Josh passou todo o primeiro mês ao meu lado, me apoiando e ajudando em tudo o que fosse necessário. Mamãe gostava cada vez mais dele e juntas, passamos a lhe dar aulas de português. Era divertido ouvir a forma como o loiro pronunciava as palavras. Nossas estratégias educativas sempre rendiam boas risadas, assim como bons resultados.

Acontece que depois de um tempo, comecei a achar errado manter Josh comigo. Ele também tinha uma família, uma vida pessoal e não podia simplesmente deixar tudo de lado para viver em função da minha, por mais que recebesse por isso. Pensando na situação, pedi a ele que retornasse à Los Angeles.

Flashback on

- Está cansada de mim? É isso? - ele franze as sobrancelhas, me encarando. As mãos estão na cintura.

- Não seja bobo, Josh. Só não quero que deixe sua vida parada enquanto fica aqui, se dedicando a minha. - também o encaro. - Qual foi a última vez que você esteve em contato com alguém da sua família?

- Bom, faz algum tempo. - ele coça o queixo, parecendo pensar.
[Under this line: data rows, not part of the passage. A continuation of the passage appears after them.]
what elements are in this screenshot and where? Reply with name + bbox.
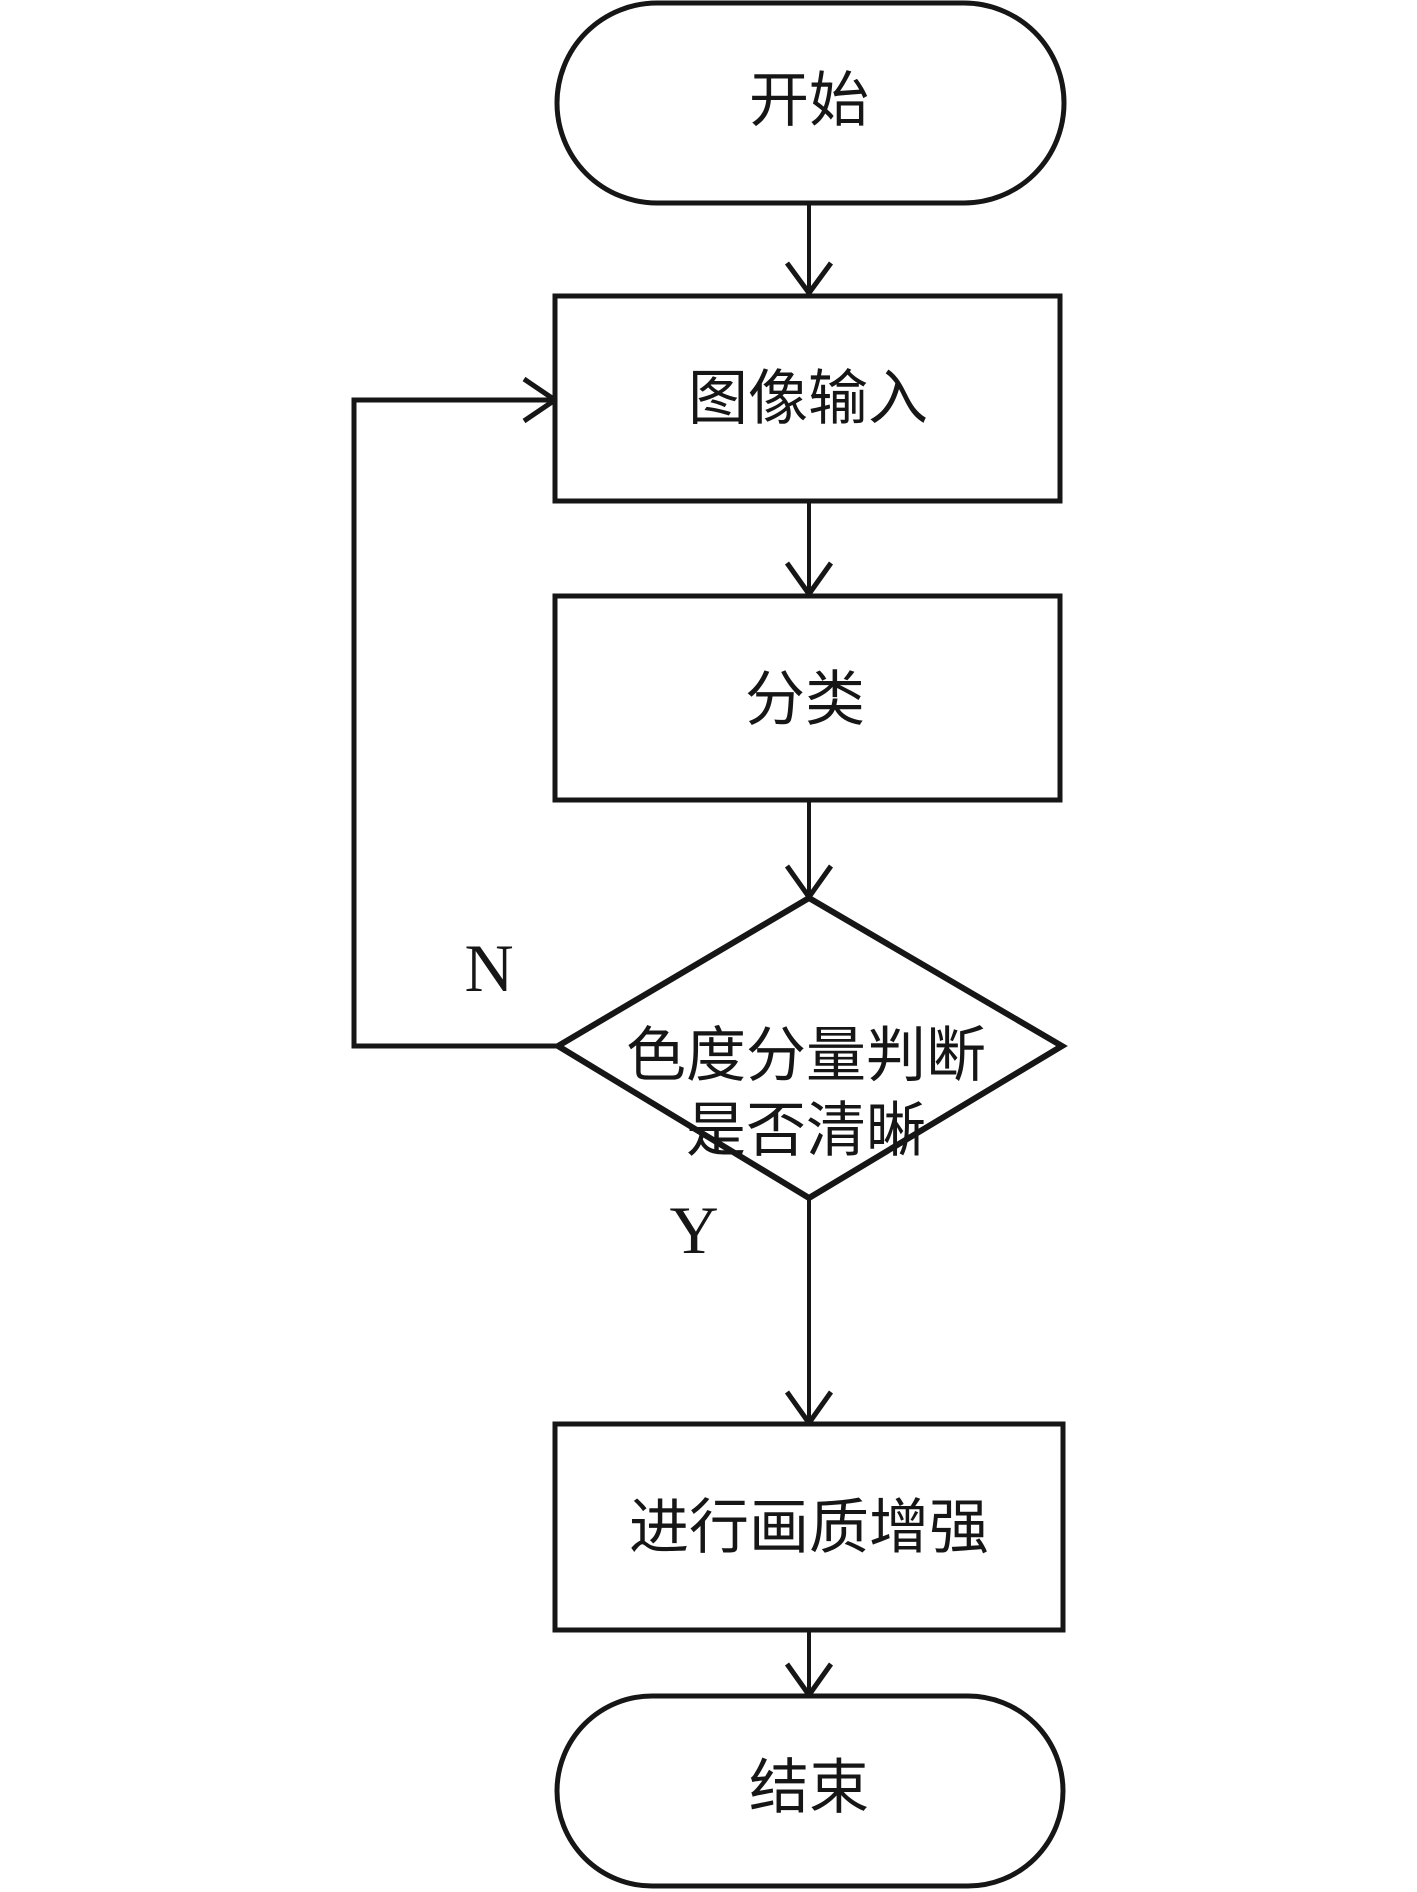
decision-node-label-line1: 色度分量判断 <box>626 1023 986 1089</box>
end-node-label: 结束 <box>749 1755 869 1821</box>
decision-node-shape <box>552 894 1068 1202</box>
branch-label-yes: Y <box>669 1192 718 1268</box>
image-input-node-label: 图像输入 <box>688 366 928 432</box>
nodes-layer <box>552 0 1068 1889</box>
classify-node-shape <box>552 593 1063 803</box>
decision-node-label-line2: 是否清晰 <box>686 1098 926 1164</box>
start-node-shape <box>554 0 1067 206</box>
classify-node-label: 分类 <box>745 667 865 733</box>
enhance-node-label: 进行画质增强 <box>629 1495 989 1561</box>
labels-layer: 开始 图像输入 分类 色度分量判断 是否清晰 进行画质增强 结束 N Y <box>464 68 989 1821</box>
edge-decision-no-loop <box>351 397 558 1049</box>
image-input-node-shape <box>552 293 1063 504</box>
arrowhead-start-to-input <box>784 261 834 298</box>
end-node-shape <box>554 1693 1066 1889</box>
enhance-node-shape <box>552 1421 1066 1633</box>
start-node-label: 开始 <box>749 68 869 134</box>
branch-label-no: N <box>464 930 513 1006</box>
- Viu só? - cruzo os braços. - Aproveite a oportunidade que estou te dando. Tire férias por um tempo. Não estarei correndo perigo dentro de um quarto de hospital, em todo caso. Logo, não preciso dos seus serviços como guarda costas.

- Mas você precisa de mim como... - me olha, confuso. - O que é que nós somos mesmo?

- Amigos coloridos? - sugiro. Ainda não definimos um rótulo para o "relacionamento" que estamos tendo.

- Isso. - ele sorri. - Eu sei que você precisa de mim como amigo colorido. Talvez você pense que estou aqui só pelo salário que me paga, mas vai muito além disso, Any. Eu gosto de você, da sua família. Gosto de estar com vocês. Quero estar aqui para dar apoio caso seja necessário.

- Eu entendo, Josh. Entendo de verdade e te agradeço muito por isso. - me aproximo dele. - Mas acho mesmo que você deveria ir, nem que seja por um mês ou dois. Tire um tempo para você. Não quero que se sobrecarregue como vem fazendo. Você passa as noites em claro comigo naquele hospital.

- Tudo bem, eu não vou mais discutir sobre isso. Se é o que quer, não posso te contrariar. - ele se afasta, parecendo emburrado.

Flashback off

Mesmo a contragosto, o loiro acabou acatando meu pedido e voltando para os Estados Unidos. Não posso negar que sinto falta de vê-lo todos os dias, dois meses longe dele parecem dois anos, mas ao mesmo tempo sei que o que fiz foi o mais correto no momento. Não era justo monopolizar a vida do Josh assim.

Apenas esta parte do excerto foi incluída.